Dans cette interview, elle partage avec nous son expérience personnelle et son engagement contre la grossophobie médicale, expliquant les conséquences dévastatrices de cette forme de discrimination et offrant des solutions pour un changement nécessaire. Découvrez ses réflexions percutantes et ses conseils inspirants pour un système de santé plus inclusif et respectueux de tous les corps.
Pouvez-vous vous présenter vous et votre livre ?
Bonjour, je m’appelle Aline Thomas. Je suis journaliste, réalisatrice et la fondatrice d’une association qui s’appelle la Grosse Asso, une association qui lutte contre la grossophobie. J’ai écrit le livre « Montez d’abord sur la balance ! », se soigner malgré la grossophobie médicale. J’ai voulu faire de la grossophobie médicale le sujet de mon livre car j’ai moi-même été confrontée à la grossophobie médicale dans le soin. J’ai été confrontée à la discrimination dans mon parcours de soin et je me suis aperçue que des millions de personnes étaient confrontées comme moi à cette discrimination.

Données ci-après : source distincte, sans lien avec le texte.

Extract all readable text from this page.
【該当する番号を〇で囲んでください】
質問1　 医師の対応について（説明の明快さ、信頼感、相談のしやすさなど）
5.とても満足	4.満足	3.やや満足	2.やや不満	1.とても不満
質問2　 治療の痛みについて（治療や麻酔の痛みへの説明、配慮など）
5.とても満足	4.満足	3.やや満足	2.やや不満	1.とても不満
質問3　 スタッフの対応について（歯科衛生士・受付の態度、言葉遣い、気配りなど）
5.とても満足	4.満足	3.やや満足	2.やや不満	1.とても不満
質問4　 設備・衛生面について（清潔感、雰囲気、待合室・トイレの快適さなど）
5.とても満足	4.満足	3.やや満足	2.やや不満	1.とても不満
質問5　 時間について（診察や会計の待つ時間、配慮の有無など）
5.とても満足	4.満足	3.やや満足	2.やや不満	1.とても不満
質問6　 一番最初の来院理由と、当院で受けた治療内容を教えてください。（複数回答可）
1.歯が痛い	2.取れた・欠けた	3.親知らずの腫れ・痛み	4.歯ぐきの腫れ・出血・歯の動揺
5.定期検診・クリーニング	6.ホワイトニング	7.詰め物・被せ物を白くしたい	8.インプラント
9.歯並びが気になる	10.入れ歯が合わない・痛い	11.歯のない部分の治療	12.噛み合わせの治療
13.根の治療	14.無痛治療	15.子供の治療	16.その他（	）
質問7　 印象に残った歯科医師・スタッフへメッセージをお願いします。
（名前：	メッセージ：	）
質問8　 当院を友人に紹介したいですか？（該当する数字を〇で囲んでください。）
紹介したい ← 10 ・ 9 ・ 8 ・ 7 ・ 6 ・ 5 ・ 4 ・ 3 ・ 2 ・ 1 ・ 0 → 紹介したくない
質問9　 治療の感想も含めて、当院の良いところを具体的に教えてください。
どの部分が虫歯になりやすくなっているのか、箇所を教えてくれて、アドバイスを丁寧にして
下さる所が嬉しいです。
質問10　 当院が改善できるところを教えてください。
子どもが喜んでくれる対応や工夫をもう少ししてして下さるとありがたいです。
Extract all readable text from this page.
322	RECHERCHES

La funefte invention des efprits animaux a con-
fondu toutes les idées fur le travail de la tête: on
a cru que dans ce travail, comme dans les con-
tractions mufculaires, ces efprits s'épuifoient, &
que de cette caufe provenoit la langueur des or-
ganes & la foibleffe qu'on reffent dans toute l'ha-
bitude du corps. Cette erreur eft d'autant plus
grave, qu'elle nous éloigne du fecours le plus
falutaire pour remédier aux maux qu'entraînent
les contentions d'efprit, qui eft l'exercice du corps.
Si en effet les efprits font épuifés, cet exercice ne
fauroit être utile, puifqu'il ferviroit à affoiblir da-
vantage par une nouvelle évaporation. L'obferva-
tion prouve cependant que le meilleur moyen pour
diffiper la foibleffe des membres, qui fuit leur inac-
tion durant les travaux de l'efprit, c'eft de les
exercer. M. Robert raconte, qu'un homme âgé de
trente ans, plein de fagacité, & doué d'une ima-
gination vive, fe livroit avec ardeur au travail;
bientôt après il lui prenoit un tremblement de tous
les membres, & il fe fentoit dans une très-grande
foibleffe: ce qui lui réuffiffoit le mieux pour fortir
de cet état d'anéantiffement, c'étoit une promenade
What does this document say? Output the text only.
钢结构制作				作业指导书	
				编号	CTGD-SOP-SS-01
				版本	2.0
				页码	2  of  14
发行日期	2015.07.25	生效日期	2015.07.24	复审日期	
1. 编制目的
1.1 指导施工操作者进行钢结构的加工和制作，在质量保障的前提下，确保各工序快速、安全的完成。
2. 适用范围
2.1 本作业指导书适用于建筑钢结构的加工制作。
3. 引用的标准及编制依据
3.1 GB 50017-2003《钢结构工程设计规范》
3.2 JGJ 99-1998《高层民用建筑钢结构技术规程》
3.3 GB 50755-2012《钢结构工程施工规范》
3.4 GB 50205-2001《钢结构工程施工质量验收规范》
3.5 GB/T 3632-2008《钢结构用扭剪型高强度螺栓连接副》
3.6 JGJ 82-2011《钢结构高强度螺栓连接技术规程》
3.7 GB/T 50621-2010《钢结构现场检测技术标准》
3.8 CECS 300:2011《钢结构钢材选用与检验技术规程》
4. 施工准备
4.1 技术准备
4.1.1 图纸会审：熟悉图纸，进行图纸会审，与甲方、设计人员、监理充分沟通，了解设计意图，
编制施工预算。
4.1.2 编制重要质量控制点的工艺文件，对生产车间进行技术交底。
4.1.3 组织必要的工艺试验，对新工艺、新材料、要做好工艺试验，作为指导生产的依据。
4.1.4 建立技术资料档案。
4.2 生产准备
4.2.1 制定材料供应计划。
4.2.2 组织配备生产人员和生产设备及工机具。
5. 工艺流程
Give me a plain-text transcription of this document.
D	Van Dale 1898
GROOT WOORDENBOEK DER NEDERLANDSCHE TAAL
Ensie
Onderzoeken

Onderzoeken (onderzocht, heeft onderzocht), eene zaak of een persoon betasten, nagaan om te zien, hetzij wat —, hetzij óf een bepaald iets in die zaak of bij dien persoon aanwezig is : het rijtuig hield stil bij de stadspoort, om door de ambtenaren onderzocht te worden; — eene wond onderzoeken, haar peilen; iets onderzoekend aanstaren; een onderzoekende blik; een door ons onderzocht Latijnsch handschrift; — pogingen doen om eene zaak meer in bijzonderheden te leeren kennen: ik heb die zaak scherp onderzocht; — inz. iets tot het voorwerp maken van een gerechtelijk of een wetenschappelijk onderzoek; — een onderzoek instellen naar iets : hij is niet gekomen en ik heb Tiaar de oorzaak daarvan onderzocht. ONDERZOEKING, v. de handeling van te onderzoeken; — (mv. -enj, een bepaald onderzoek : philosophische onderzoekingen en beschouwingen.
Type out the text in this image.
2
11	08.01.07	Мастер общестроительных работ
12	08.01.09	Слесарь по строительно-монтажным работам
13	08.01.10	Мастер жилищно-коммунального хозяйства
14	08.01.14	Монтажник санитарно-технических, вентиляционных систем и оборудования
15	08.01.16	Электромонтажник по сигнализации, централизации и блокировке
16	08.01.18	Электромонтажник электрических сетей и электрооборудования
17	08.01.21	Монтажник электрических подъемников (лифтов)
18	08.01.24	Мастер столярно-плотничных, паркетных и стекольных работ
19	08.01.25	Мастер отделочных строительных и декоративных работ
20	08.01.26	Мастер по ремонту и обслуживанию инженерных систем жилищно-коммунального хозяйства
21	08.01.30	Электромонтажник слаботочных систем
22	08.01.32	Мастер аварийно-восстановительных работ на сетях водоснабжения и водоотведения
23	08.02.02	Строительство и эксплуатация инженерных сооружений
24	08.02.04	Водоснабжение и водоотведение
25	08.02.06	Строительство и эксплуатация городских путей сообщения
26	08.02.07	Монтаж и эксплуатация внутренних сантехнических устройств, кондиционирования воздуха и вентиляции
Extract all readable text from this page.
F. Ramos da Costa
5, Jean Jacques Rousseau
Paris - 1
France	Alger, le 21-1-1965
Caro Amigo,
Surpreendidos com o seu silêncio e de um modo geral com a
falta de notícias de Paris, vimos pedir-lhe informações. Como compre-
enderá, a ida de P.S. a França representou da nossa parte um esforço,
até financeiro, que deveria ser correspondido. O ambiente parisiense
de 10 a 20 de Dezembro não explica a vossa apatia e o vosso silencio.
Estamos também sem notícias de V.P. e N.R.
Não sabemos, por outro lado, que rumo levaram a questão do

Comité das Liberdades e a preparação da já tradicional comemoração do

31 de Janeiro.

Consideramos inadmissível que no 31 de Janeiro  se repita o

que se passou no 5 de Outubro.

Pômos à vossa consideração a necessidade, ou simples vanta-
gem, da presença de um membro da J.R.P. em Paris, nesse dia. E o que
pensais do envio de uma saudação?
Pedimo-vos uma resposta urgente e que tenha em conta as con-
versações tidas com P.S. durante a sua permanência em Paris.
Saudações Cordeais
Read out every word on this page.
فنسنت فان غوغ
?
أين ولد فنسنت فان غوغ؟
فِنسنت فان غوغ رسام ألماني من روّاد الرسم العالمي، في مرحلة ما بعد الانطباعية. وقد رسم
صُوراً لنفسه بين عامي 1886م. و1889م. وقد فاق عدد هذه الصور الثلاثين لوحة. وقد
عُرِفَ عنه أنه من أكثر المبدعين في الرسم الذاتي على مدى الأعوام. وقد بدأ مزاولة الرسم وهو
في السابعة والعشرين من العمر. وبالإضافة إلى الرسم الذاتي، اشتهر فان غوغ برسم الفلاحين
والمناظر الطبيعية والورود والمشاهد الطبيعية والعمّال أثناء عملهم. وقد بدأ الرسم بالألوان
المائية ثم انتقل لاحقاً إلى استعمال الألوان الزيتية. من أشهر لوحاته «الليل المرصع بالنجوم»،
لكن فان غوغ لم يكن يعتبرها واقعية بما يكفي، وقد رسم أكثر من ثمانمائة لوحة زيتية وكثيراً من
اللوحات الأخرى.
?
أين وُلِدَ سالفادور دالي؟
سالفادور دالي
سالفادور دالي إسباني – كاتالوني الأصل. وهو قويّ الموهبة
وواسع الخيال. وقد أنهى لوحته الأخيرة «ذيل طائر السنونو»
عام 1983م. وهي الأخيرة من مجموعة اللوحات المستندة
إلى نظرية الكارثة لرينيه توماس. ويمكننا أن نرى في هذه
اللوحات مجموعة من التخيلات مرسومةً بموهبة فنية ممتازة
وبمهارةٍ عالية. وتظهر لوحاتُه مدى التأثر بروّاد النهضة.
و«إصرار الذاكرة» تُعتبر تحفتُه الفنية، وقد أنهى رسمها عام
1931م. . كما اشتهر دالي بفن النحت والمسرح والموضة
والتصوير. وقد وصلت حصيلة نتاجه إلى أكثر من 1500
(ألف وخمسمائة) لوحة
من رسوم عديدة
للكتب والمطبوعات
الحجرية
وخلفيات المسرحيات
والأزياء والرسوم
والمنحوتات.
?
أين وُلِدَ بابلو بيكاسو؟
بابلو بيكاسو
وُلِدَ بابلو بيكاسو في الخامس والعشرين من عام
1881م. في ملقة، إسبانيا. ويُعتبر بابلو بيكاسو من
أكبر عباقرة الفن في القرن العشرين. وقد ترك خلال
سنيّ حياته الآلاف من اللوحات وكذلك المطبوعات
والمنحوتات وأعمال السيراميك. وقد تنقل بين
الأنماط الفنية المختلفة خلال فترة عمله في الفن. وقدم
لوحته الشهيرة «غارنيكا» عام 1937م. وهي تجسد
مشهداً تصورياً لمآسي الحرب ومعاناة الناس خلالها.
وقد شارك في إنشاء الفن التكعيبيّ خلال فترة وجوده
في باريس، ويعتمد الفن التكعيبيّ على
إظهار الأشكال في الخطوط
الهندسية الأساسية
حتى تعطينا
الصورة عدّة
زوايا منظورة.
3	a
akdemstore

Qu’est-ce que la grossophobie médicale institutionnalisée ?
La grossophobie médicale, c’est le fait de ne pas avoir accès aux mêmes soins que les personnes qui ont un corps normé. Quand la grossophobie médicale est institutionnalisée, ça veut dire que tout le monde est d’accord avec ces discriminations et que toutes les structures de soins sont organisées pour ne soigner que des personnes normées, ce qui écarte les personnes grosses.
Quelles sont les conséquences de l’évitement des soins de santé ?
Les conséquences de l’évitement des soins de santé sont assez graduelles. Ça commence avec le fait de ne pas aller chez le médecin, donc de ne pas découvrir ce dont on souffre à un stade précoce. Et puis ça peut aller très loin, c’est-à-dire que ça peut aller jusqu’au décès, parce que quand on laisse se dégrader sa santé, parfois c’est trop tard pour se soigner. Donc ça peut aller jusqu’à la mortalité.
Quels sont les préjugés les plus courants que vous avez rencontrés dans votre enquête auprès des professionnels de santé ?
Les préjugés les plus courants sur les personnes grosses dans le milieu médical sont le fait qu’elles mangent trop ou qu’elles ne font pas assez de sport, voir les deux cumulés. Ça raconte quoi ? Ça raconte qu’en fait, on considère que les personnes grosses sont responsables de leur poids, et par conséquent de leur état de santé.
Comment pouvons-nous contribuer à changer la situation ?
Pour changer la situation, il y a plusieurs choses à faire. Il y a évidemment améliorer la relation patient-soignant. Du côté des patients et des personnes grosses, ça veut dire s’écouter plus. Ça veut dire oser dire quand un soin ne nous convient pas ou, quand on arrive dans une structure de soin qui n’est pas adaptée à notre corpulence, quand on a un lit qui n’est pas adapté à notre corpulescence, quand on a un brassard médical qui n’est pas adapté à notre corpulence… C’est oser le dire, parce que sans ces examens médicaux, on ne peut pas détecter les maladies, ou en tous cas, on ne peut pas élaborer un diagnostic. Donc c’est oser dire, faire plus attention à soi et se sentir légitime. Et puis, du côté des soignants, c’est peut-être ne pas se focaliser uniquement sur le poids, ne pas se focaliser forcément sur le fait qu’il faille faire maigrir les personnes grosses pour mieux les soigner, mais les regarder au-delà de leur IMC. Et puis, évidemment, se former plus sur les spécificités des corps gros pour mieux les soigner.
Quel serait votre message à toutes les personnes subissant la grossophobie médicale ?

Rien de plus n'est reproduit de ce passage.